Para Paim, acordo individual em MP é uma forma de ‘massacrar’ o trabalhador

Enquanto senador aponta crises em áreas distinta, o economista Marcio Pochmann destaca a “desistência histórica” da elite brasileira

Najara Araújo/Câmara dos Deputados
MP passou pela Câmara na semana passada e chegou ao Senado

São Paulo – Enquanto um inimigo invisível ameaça e atinge centenas de milhares de pessoas, o país está “brincando de mocinho e bandido”, lamenta o senador Paulo Paim (PT-RS), apontando a posição “extremada” do governo brasileiro, que tem causado sua exclusão de fóruns internacionais. “Temos uma crise gravíssima na saúde, na economia, no social e também, infelizmente, na política. Ele (Bolsonaro) vai para o quarto ministro da Saúde em época de pandemia”, afirmou, durante debate virtual realizado ontem (1º) à noite.

O evento era para marcar os 10 anos de fundação da Fitmetal, federação interestadual de metalúrgicos, vinculada à CTB. Também participaram o economista e professor Marcio Pochmann, da Universidade Estadual de Campinas (Unicamp), e o secretário de relações internacionais da central, Nivaldo Santana.
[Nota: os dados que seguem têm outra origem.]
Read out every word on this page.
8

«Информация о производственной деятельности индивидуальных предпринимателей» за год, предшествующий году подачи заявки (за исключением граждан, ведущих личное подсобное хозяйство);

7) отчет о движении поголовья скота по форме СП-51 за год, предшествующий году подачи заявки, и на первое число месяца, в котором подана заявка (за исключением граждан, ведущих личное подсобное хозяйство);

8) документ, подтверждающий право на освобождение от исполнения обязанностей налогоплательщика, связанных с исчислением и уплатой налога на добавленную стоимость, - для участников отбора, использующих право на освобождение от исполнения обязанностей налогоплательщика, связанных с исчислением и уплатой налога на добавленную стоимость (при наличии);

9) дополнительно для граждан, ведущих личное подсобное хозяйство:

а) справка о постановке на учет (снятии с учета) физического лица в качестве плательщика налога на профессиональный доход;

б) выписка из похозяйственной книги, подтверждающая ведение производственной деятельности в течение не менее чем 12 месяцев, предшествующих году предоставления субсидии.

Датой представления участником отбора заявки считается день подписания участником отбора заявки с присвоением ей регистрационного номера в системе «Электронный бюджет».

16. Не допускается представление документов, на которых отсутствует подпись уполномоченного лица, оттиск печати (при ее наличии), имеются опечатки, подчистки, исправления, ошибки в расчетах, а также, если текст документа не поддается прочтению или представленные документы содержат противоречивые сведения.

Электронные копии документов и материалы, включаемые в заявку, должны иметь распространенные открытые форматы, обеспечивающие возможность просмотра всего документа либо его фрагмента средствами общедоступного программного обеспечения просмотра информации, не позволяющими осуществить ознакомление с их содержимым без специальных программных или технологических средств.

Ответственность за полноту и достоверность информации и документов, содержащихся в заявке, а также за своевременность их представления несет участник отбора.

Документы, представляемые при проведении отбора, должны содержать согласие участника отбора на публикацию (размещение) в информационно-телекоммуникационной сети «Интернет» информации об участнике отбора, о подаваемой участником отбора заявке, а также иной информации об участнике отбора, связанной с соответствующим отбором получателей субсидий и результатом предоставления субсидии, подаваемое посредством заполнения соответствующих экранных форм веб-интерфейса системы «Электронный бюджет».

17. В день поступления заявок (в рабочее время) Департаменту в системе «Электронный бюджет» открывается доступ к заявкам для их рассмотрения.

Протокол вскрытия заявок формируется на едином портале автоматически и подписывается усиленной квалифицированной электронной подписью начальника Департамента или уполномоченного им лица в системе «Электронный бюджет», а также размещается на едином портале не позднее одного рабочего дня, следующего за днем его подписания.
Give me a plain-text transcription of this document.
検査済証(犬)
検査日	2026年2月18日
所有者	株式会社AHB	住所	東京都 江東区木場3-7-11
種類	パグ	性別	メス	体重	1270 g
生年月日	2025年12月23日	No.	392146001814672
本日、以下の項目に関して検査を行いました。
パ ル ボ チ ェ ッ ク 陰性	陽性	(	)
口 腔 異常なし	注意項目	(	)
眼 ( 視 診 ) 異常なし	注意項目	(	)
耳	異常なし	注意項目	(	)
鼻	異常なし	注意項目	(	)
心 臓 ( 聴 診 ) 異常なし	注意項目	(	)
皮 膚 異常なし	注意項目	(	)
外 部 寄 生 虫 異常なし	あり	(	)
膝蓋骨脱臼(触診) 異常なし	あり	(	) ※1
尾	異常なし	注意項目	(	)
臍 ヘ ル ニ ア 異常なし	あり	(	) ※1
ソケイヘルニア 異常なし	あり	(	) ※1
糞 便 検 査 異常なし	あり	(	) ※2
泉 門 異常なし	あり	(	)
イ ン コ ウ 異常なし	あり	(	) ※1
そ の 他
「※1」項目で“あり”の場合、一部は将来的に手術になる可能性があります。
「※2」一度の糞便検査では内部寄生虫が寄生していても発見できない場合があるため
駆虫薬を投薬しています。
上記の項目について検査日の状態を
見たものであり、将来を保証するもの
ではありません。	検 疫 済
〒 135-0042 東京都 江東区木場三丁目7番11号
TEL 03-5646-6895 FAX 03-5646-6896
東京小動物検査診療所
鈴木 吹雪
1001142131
Paim citou casos como a alta incidência de covid-19 em frigoríficos de Lageado (SC), a falta de equipamentos de proteção individual (EPIs) para garis e o crescimento da violência doméstica durante a pandemia. E lembrou da tramitação da Medida Provisória (MP) 936, aprovada na semana passada na Câmara e agora em discussão no Senado. Elogiou o relator, deputado Orlando Silva (PCdoB-SP), que apresentou mudanças no texto, mas mostrou preocupação com o conteúdo da proposta original do governo.

“Uma das coisas que me deixa indignado é essa história do acordo individual”, afirmou o senador, referindo-se à possibilidade de redução de jornada e salário por meio de “acordo” direto com o empregador, como permite a medida provisória. “É uma forma de massacrar o trabalhador.” Ex-sindicalista metalúrgico e um dos fundadores da CUT, Paim lamenta os ataques de setores “atrasados” ao movimento sindical, que “cumpre papel fundamental na relação empregado-empregador”.

Asfixia da democracia

Pochmann observou que em janeiro a economia brasileira estava 3% menor em comparação a 2014, enquanto a renda média diminuiu 7% e o Brasil perdeu 3 milhões de postos de trabalho com carteira assinada. O país vive um período de alta da exclusão social e do desemprego, além de “asfixia da democracia”. Em 40 anos, são praticamente duas décadas perdidas, assinalou.

“O que estamos vivendo é uma espécie de desistência histórica”, definiu o professor. “A elite não tem projeto de futuro, quer administrar o presente, a emergência”, lamentou. Pochmann também citou a reunião ministerial de 22 de abril: “Eles não têm compromisso nenhum com o o futuro”. Mesmo assim, manifestou esperança no sentido de construção de um “projeto civilizatório” para o país. “Será que não podemos reconstruir as bases de uma nova maioria política?”, questiona.

Nivaldo Santana disse que o Brasil é um país de “industrialização tardia” que vive uma desindustrialização precoce. Para ele, o “subdesenvolvimento tecnológico” levou não apenas ao desemprego, mas principalmente ao trabalho precário. “O Brasil tem 17 milhões de trabalhadores em aplicativos, plataformas digitais”, afirmou, apontando a presença de um “novo capataz digital, que fiscaliza o trabalhador 24 horas por dia.”